Le capitaine se contenta de hocher la tête. Le soldat entraîna de nouveau son captif dans les brumes pour rejoindre l’autre bout de la cour. Le garçon se débattait et le soldat poussait des grognements agacés tout en conservant une emprise ferme. Vin le regarda s’éloigner, la main de Sazed sur son épaule, comme s’il cherchait à la retenir. Bien entendu, elle ne pouvait pas venir en aide à ce garçon. Il n’aurait pas dû…

Au cœur des brumes, à l’abri du regard des gens ordinaires, le soldat tira un poignard et trancha la gorge du jeune garçon. Vin sursauta, choquée, tandis que les bruits de lutte s’estompaient peu à peu. Le garde laissa tomber le corps, puis le saisit par une jambe et entreprit de le traîner.

Vin resta plantée là, hébétée, tandis que sa voiture s’arrêtait devant elle.

— Maîtresse, lui lança Sazed, mais elle ne bougea pas.

Ils l’ont tué, se dit-elle. Juste ici, à quelques pas de l’endroit où les nobles attendent leur voiture. Comme si… cette mort n’avait rien qui sorte de l’ordinaire. Rien qu’un skaa de plus qu’on massacre. Comme un animal.

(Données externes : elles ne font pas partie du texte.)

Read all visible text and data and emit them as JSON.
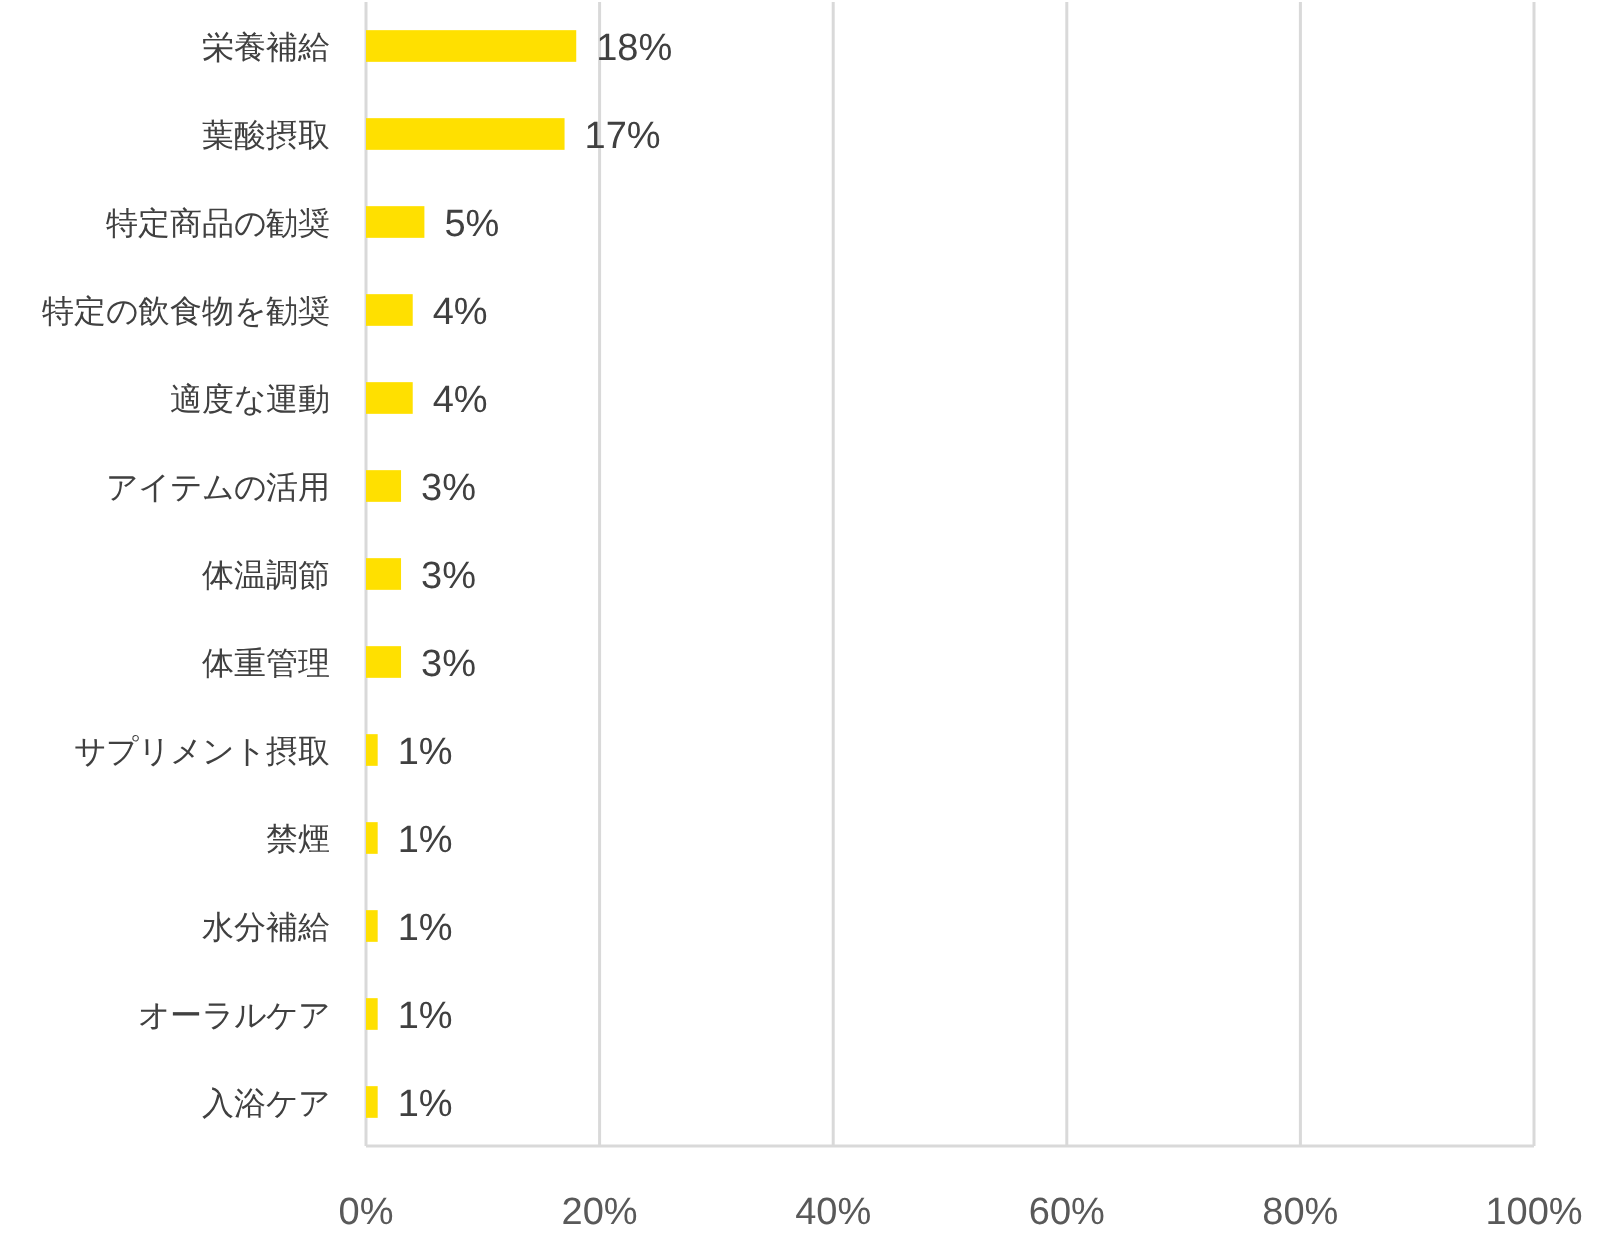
{
  "chart_data": {
    "type": "bar",
    "orientation": "horizontal",
    "categories": [
      "栄養補給",
      "葉酸摂取",
      "特定商品の勧奨",
      "特定の飲食物を勧奨",
      "適度な運動",
      "アイテムの活用",
      "体温調節",
      "体重管理",
      "サプリメント摂取",
      "禁煙",
      "水分補給",
      "オーラルケア",
      "入浴ケア"
    ],
    "values": [
      18,
      17,
      5,
      4,
      4,
      3,
      3,
      3,
      1,
      1,
      1,
      1,
      1
    ],
    "value_labels": [
      "18%",
      "17%",
      "5%",
      "4%",
      "4%",
      "3%",
      "3%",
      "3%",
      "1%",
      "1%",
      "1%",
      "1%",
      "1%"
    ],
    "color": "#ffe000",
    "xlim": [
      0,
      100
    ],
    "xticks": [
      {
        "value": 0,
        "label": "0%"
      },
      {
        "value": 20,
        "label": "20%"
      },
      {
        "value": 40,
        "label": "40%"
      },
      {
        "value": 60,
        "label": "60%"
      },
      {
        "value": 80,
        "label": "80%"
      },
      {
        "value": 100,
        "label": "100%"
      }
    ],
    "grid": "x"
  }
}
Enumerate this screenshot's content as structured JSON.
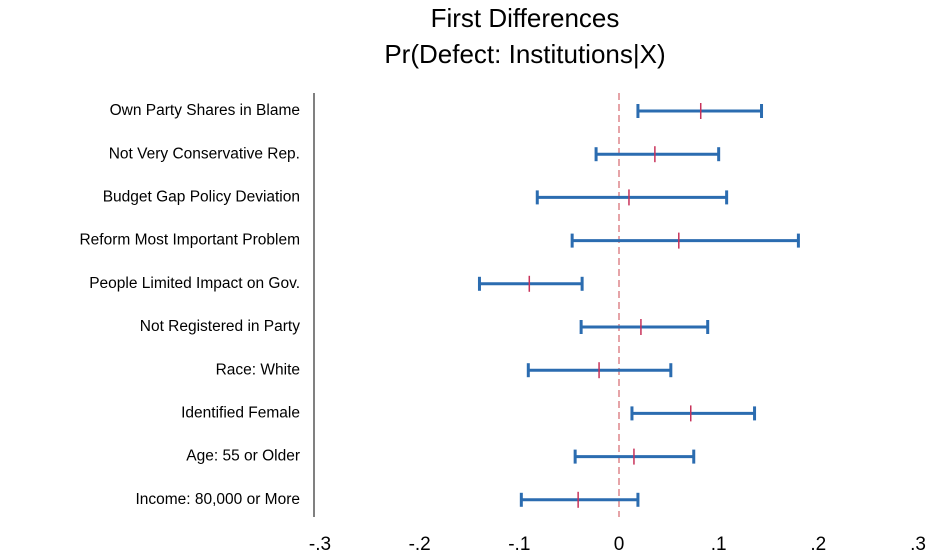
{
  "chart_data": {
    "type": "interval",
    "title": "First Differences",
    "subtitle": "Pr(Defect: Institutions|X)",
    "categories": [
      "Own Party Shares in Blame",
      "Not Very Conservative Rep.",
      "Budget Gap Policy Deviation",
      "Reform Most Important Problem",
      "People Limited Impact on Gov.",
      "Not Registered in Party",
      "Race: White",
      "Identified Female",
      "Age: 55 or Older",
      "Income: 80,000 or More"
    ],
    "series": [
      {
        "color": "#2b6cb0",
        "point_color": "#c8325a",
        "values": [
          0.082,
          0.036,
          0.01,
          0.06,
          -0.09,
          0.022,
          -0.02,
          0.072,
          0.015,
          -0.041
        ],
        "lower": [
          0.019,
          -0.023,
          -0.082,
          -0.047,
          -0.14,
          -0.038,
          -0.091,
          0.013,
          -0.044,
          -0.098
        ],
        "upper": [
          0.143,
          0.1,
          0.108,
          0.18,
          -0.037,
          0.089,
          0.052,
          0.136,
          0.075,
          0.019
        ]
      }
    ],
    "reference_line": 0,
    "reference_color": "#d9737a",
    "xlim": [
      -0.3,
      0.3
    ],
    "xticks": [
      {
        "value": -0.3,
        "label": "-.3"
      },
      {
        "value": -0.2,
        "label": "-.2"
      },
      {
        "value": -0.1,
        "label": "-.1"
      },
      0,
      {
        "value": 0.1,
        "label": ".1"
      },
      {
        "value": 0.2,
        "label": ".2"
      },
      {
        "value": 0.3,
        "label": ".3"
      }
    ]
  }
}
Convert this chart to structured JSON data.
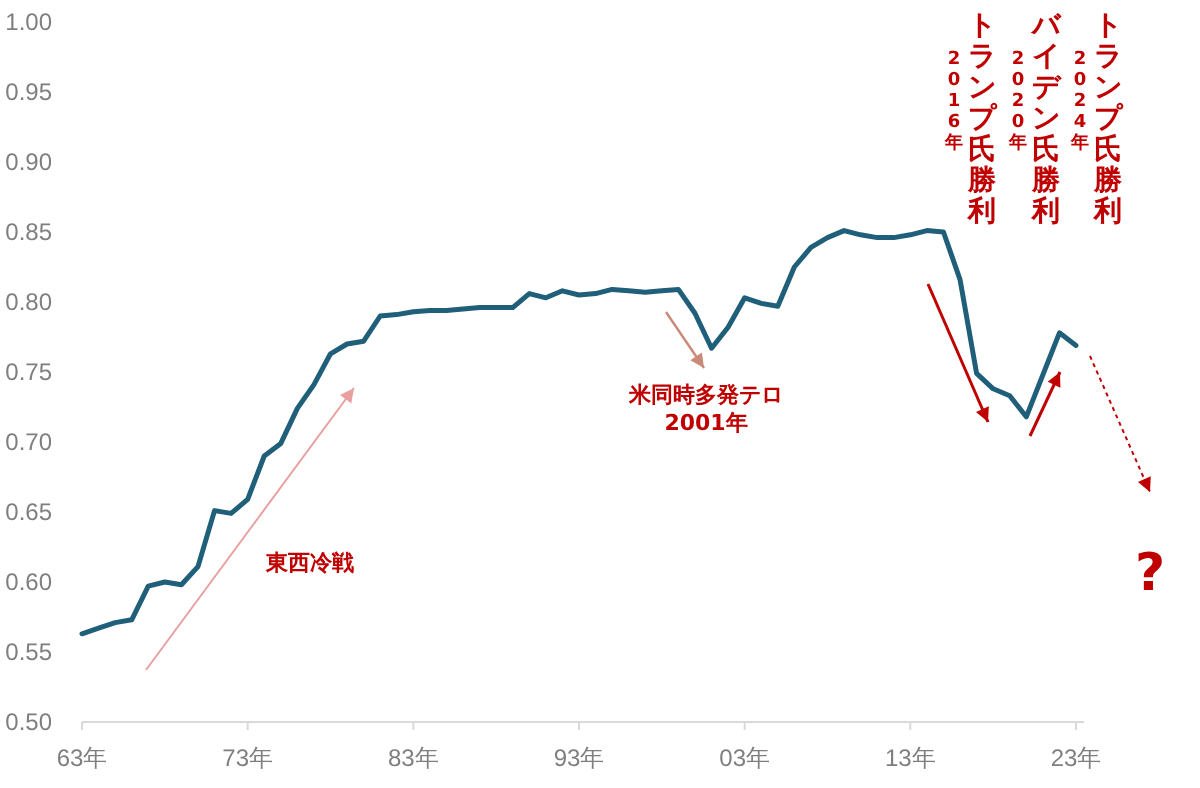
{
  "chart_data": {
    "type": "line",
    "categories": [
      "63年",
      null,
      null,
      null,
      null,
      null,
      null,
      null,
      null,
      null,
      "73年",
      null,
      null,
      null,
      null,
      null,
      null,
      null,
      null,
      null,
      "83年",
      null,
      null,
      null,
      null,
      null,
      null,
      null,
      null,
      null,
      "93年",
      null,
      null,
      null,
      null,
      null,
      null,
      null,
      null,
      null,
      "03年",
      null,
      null,
      null,
      null,
      null,
      null,
      null,
      null,
      null,
      "13年",
      null,
      null,
      null,
      null,
      null,
      null,
      null,
      null,
      null,
      "23年"
    ],
    "series": [
      {
        "color": "#1f5f7a",
        "values": [
          0.563,
          0.567,
          0.571,
          0.573,
          0.597,
          0.6,
          0.598,
          0.611,
          0.651,
          0.649,
          0.659,
          0.69,
          0.699,
          0.724,
          0.741,
          0.763,
          0.77,
          0.772,
          0.79,
          0.791,
          0.793,
          0.794,
          0.794,
          0.795,
          0.796,
          0.796,
          0.796,
          0.806,
          0.803,
          0.808,
          0.805,
          0.806,
          0.809,
          0.808,
          0.807,
          0.808,
          0.809,
          0.792,
          0.767,
          0.782,
          0.803,
          0.799,
          0.797,
          0.825,
          0.839,
          0.846,
          0.851,
          0.848,
          0.846,
          0.846,
          0.848,
          0.851,
          0.85,
          0.816,
          0.749,
          0.738,
          0.733,
          0.718,
          0.748,
          0.778,
          0.769
        ]
      }
    ],
    "ylim": [
      0.5,
      1.0
    ],
    "yticks": [
      {
        "value": 0.5,
        "label": "0.50"
      },
      {
        "value": 0.55,
        "label": "0.55"
      },
      {
        "value": 0.6,
        "label": "0.60"
      },
      {
        "value": 0.65,
        "label": "0.65"
      },
      {
        "value": 0.7,
        "label": "0.70"
      },
      {
        "value": 0.75,
        "label": "0.75"
      },
      {
        "value": 0.8,
        "label": "0.80"
      },
      {
        "value": 0.85,
        "label": "0.85"
      },
      {
        "value": 0.9,
        "label": "0.90"
      },
      {
        "value": 0.95,
        "label": "0.95"
      },
      {
        "value": 1.0,
        "label": "1.00"
      }
    ],
    "grid": false,
    "marker": "none",
    "line_style": "solid",
    "annotations": [
      "東西冷戦",
      "米同時多発テロ\n2001年",
      "トランプ氏勝利",
      "2016年",
      "バイデン氏勝利",
      "2020年",
      "トランプ氏勝利",
      "2024年",
      "?"
    ]
  }
}
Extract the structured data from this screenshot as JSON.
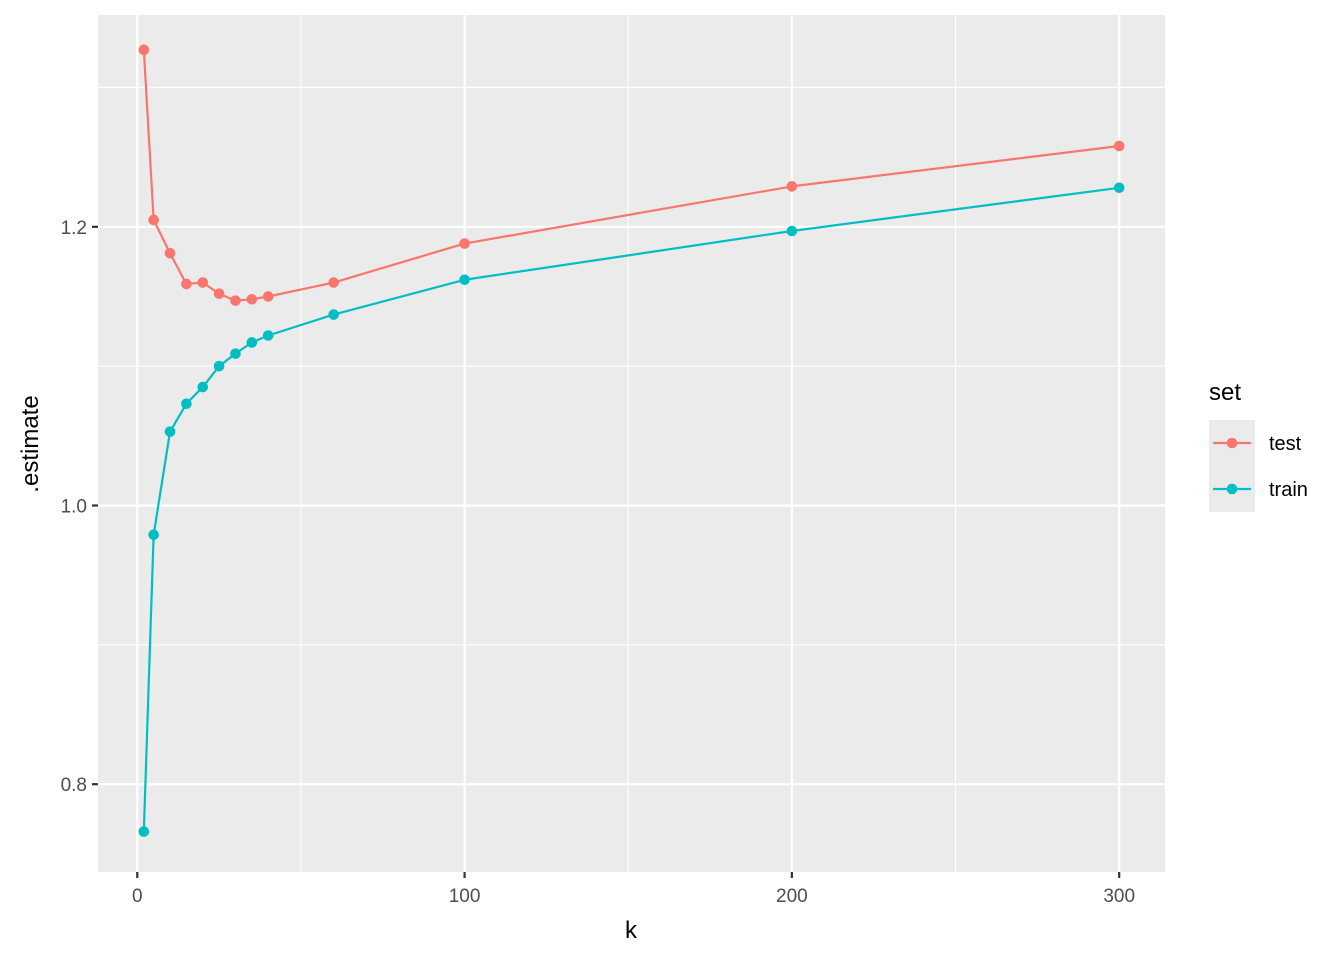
{
  "chart_data": {
    "type": "line",
    "xlabel": "k",
    "ylabel": ".estimate",
    "xlim": [
      -12,
      314
    ],
    "ylim": [
      0.737,
      1.352
    ],
    "x_ticks": [
      0,
      100,
      200,
      300
    ],
    "x_tick_labels": [
      "0",
      "100",
      "200",
      "300"
    ],
    "x_minor_ticks": [
      50,
      150,
      250
    ],
    "y_ticks": [
      0.8,
      1.0,
      1.2
    ],
    "y_tick_labels": [
      "0.8",
      "1.0",
      "1.2"
    ],
    "y_minor_ticks": [
      0.9,
      1.1,
      1.3
    ],
    "grid": true,
    "background": "#ebebeb",
    "legend": {
      "title": "set",
      "position": "right",
      "entries": [
        "test",
        "train"
      ]
    },
    "series": [
      {
        "name": "test",
        "color": "#f8766d",
        "x": [
          2,
          5,
          10,
          15,
          20,
          25,
          30,
          35,
          40,
          60,
          100,
          200,
          300
        ],
        "y": [
          1.327,
          1.205,
          1.181,
          1.159,
          1.16,
          1.152,
          1.147,
          1.148,
          1.15,
          1.16,
          1.188,
          1.229,
          1.258
        ]
      },
      {
        "name": "train",
        "color": "#00bfc4",
        "x": [
          2,
          5,
          10,
          15,
          20,
          25,
          30,
          35,
          40,
          60,
          100,
          200,
          300
        ],
        "y": [
          0.766,
          0.979,
          1.053,
          1.073,
          1.085,
          1.1,
          1.109,
          1.117,
          1.122,
          1.137,
          1.162,
          1.197,
          1.228
        ]
      }
    ]
  }
}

Ou moins qu’un animal. Personne ne massacrerait des cochons dans la cour d’un bastion. La posture du garde, tandis qu’il avait exécuté ce meurtre, indiquait qu’il était simplement trop agacé par la façon dont le garçon se débattait pour chercher un lieu plus adéquat. Si un seul des autres nobles entourant Vin avait remarqué l’événement, ils n’y prêtèrent pas attention et continuèrent à bavarder tout en patientant. En réalité, ils paraissaient même un peu plus bavards maintenant que les hurlements avaient cessé.

— Maîtresse, répéta Sazed en la poussant à avancer.

Elle se laissa mener dans la voiture, l’esprit toujours ailleurs. Ce contraste lui paraissait totalement impossible. La noblesse distinguée qui dansait, à l’intérieur d’une pièce scintillant de lumières et de robes. La mort dans cette cour. Ne s’en souciaient-ils pas ? N’en savaient-ils rien ?

C’est l’Empire Ultime, Vin, se dit-elle tandis que la voiture se mettait en route. N’oublie pas la cendre simplement parce que tu vois un peu de soie. Si ces gens, à l’intérieur, savaient que tu es skaa, ils te feraient massacrer aussi facilement que ce pauvre garçon.

Voilà qui lui donnait à réfléchir – et l’absorba pendant tout le trajet du retour à Fellise.